Dès 1967, la technique de radioimmunoassay (RIA) a permis l'identification de la «réagine» comme une IgE spécifique d'allergènes.2 Des IgE humaines monoclonales, purifiées à partir d'un myélome à IgE, ont servi à la production d'anticorps polyclonaux spécifiques de la chaîne lourde e. Dans la méthode initiale d'usage clinique (PhadebasRAST), les allergènes étaient fixés sur des disques de cellulose activée et permettaient l'expression semi-quantitative des résultats sur la base d'une courbe de calibration établie avec des IgE spécifiques de pollen de bouleau.
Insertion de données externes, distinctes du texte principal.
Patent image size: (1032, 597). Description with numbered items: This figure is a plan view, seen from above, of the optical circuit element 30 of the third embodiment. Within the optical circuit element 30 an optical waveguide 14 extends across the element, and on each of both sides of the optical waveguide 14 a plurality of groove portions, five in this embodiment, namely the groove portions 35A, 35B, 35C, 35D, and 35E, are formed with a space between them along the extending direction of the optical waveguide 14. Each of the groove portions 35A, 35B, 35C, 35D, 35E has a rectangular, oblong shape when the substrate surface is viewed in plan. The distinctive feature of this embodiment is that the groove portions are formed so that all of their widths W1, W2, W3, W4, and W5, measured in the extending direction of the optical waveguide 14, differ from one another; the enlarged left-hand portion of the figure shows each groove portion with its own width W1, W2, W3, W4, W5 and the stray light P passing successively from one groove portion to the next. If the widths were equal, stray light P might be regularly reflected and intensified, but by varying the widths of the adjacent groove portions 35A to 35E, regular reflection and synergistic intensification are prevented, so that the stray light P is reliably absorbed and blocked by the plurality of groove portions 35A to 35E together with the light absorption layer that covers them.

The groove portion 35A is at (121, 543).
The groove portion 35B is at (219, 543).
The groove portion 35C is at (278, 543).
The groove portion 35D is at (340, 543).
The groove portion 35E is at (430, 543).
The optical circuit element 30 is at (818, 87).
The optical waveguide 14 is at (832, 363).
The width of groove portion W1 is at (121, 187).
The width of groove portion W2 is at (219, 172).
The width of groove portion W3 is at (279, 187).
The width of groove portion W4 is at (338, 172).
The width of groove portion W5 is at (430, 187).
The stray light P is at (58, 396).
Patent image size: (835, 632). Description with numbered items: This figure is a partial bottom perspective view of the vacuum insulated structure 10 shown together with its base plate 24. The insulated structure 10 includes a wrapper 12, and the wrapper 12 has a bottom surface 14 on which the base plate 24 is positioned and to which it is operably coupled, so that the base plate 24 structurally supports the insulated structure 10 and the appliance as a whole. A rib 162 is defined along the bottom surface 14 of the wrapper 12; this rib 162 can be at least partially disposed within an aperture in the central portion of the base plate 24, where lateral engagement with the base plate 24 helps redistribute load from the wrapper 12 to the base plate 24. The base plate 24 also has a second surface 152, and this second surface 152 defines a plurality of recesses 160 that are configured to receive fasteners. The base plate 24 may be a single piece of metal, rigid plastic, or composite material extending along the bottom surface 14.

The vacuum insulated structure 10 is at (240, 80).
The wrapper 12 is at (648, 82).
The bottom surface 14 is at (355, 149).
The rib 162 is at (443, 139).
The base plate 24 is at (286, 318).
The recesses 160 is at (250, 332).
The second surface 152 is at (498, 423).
Une quantité relative d'IgE sérique fixée à l'allergène était interpolée sur la base de l'intensité de la fixation d'anti-IgE. Un système de score semi-quantitatif en six classes a été établi et est encore utilisé actuellement. Son usage devrait cependant être abandonné au profit de valeurs quantitatives en kUI/l.3
L'amélioration progressive des différents aspects méthodologiques a abouti aux méthodes de référence actuelles qui sont quantitatives, calibrées sur un même standard international 4 et le plus souvent automatisées.
Les principales évolutions techniques sont les suivantes.
L'usage d'allergènes en phase solide (allergosorbent) ou en phase liquide confère des propriétés de liaison différentes aux IgE en termes de spécificité, d'affinité notamment. La possibilité de travailler en excès d'allergènes minimise ces effets, c'est pourquoi les capacités de liaison d'allergènes sur un support sont devenues déterminantes pour assurer une bonne sensibilité de ces techniques. Un des progrès majeurs est le développement d'un polymère encapsulé dans une matrice hydrophobique permettant la liaison covalente de grandes quantités d'allergènes. Ce polymère, appelé Pharmacia CAP system, a permis d'améliorer la sensibilité et la spécificité de la détection d'IgE spécifiques. Les nombreuses études cliniques réalisées dans les mêmes conditions en font aujourd'hui une méthode de référence.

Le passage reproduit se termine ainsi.